Problems Determining Optimal Cluster Number for Time-Series Data

Question

I'm facing problems with determining the right number of clusters for my 2D time-series data.

I have a numerical simulation that outputs a time-series of 2D grids that represent a mass density evolving in time (imagine a drop of liquid spreading from the center of the box) for a certain set of parameters (that characterize the liquid). I redo this simulation for many different parameters (sampled from a grid on the space of parameters). Just by looking at the time-series, I can make up different regimes of dynamics in this parameter space (e.g. the liquid drop spreading fast or slow, uniformly in one direction vs. isotropically, etc.).

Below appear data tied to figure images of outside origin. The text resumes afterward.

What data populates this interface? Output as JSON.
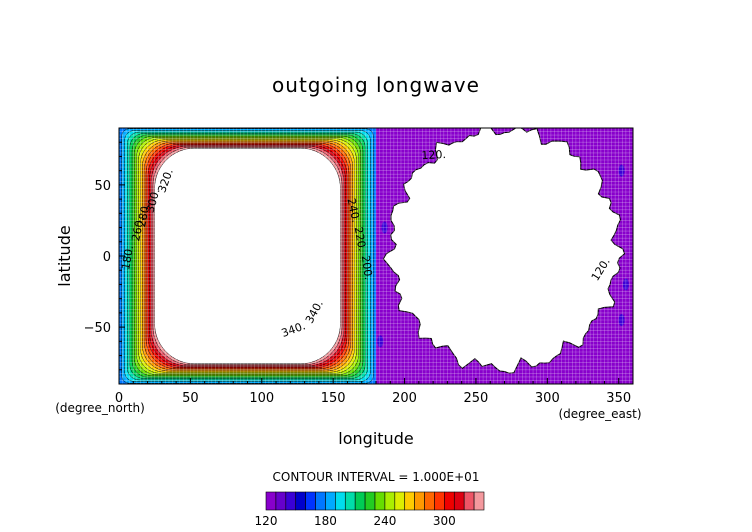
{
  "chart_data": {
    "type": "heatmap",
    "title": "outgoing longwave",
    "xlabel": "longitude",
    "ylabel": "latitude",
    "x_unit_label": "(degree_east)",
    "y_unit_label": "(degree_north)",
    "xlim": [
      0,
      360
    ],
    "ylim": [
      -90,
      90
    ],
    "x_ticks": [
      0,
      50,
      100,
      150,
      200,
      250,
      300,
      350
    ],
    "y_ticks": [
      -50,
      0,
      50
    ],
    "contour_interval_text": "CONTOUR INTERVAL = 1.000E+01",
    "contour_interval": 10,
    "levels": [
      120,
      130,
      140,
      150,
      160,
      170,
      180,
      190,
      200,
      210,
      220,
      230,
      240,
      250,
      260,
      270,
      280,
      290,
      300,
      310,
      320,
      330,
      340
    ],
    "level_colors": [
      "#8800cc",
      "#6600cc",
      "#3a00d6",
      "#0000cc",
      "#0033ff",
      "#0077ff",
      "#00aaff",
      "#00ddee",
      "#00ddaa",
      "#00cc55",
      "#22cc22",
      "#66dd00",
      "#aaee00",
      "#ddee00",
      "#ffcc00",
      "#ff9900",
      "#ff6600",
      "#ff3300",
      "#ee0000",
      "#dd0011",
      "#ee5566",
      "#f4999e",
      "#ffffff"
    ],
    "colorbar_labels": [
      120,
      180,
      240,
      300
    ],
    "contour_labels": [
      "340.",
      "340.",
      "320.",
      "300.",
      "280.",
      "260.",
      "240.",
      "220.",
      "200.",
      "180.",
      "120.",
      "120."
    ],
    "regions": {
      "warm_block": {
        "description_values": "lon 0-180 all latitudes; field rises from ~180 at edges to >340 in core",
        "lon": [
          0,
          180
        ],
        "lat": [
          -90,
          90
        ],
        "edge_value": 180,
        "core_value": 340
      },
      "cold_block": {
        "lon": [
          180,
          360
        ],
        "lat": [
          -90,
          90
        ],
        "background_value": 120,
        "circle_center_lon": 270,
        "circle_center_lat": 5,
        "circle_radius_deg": 80,
        "circle_value": "below 120"
      }
    }
  }
}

I'm running Kernel KMeans with the GAK for a fixed number of clusters (k) on the time-series, hiding the parameters. When I reintroduce the parameters and plot the assignments in this parameter space, the clusters are well separated, indicating that the model is learning something "meaningful" about the dynamics. When I run the algorithm for different k and plot the residual loss, I don't really see an elbow, though.

Has anyone faced a similar challenge or can suggest alternative methods or metrics for choosing k in this context? Any insights or suggestions would be greatly appreciated.

Answer 1

You can use results from K-means to explore cluster validity using other methods, based on different distance methods. Firstly, I would recommend looking at the effect of various feature transformations (normalization, mean-zero standardization, and percentiles) on cluster validity. That is, transform feature values first, then run K-means, then generate your plot. There are also a number of different estimators one can use for cluster validity, such as Davies-Bouldin index, Dunn's index, Silhouette distance, Hubert's $\Gamma$ statistic, etc.

In the plots below, I show the average object to cluster distance as a function of $k$ using 4 distance metrics (Euclidean, Manhattan, Chebychev, Canberra) for the raw, normalized, and mean-zero standardized feature values. You can see that when feature values are standardized, the Canberra distance shows are very distinct knee at $k=3$, and so does Chebychev.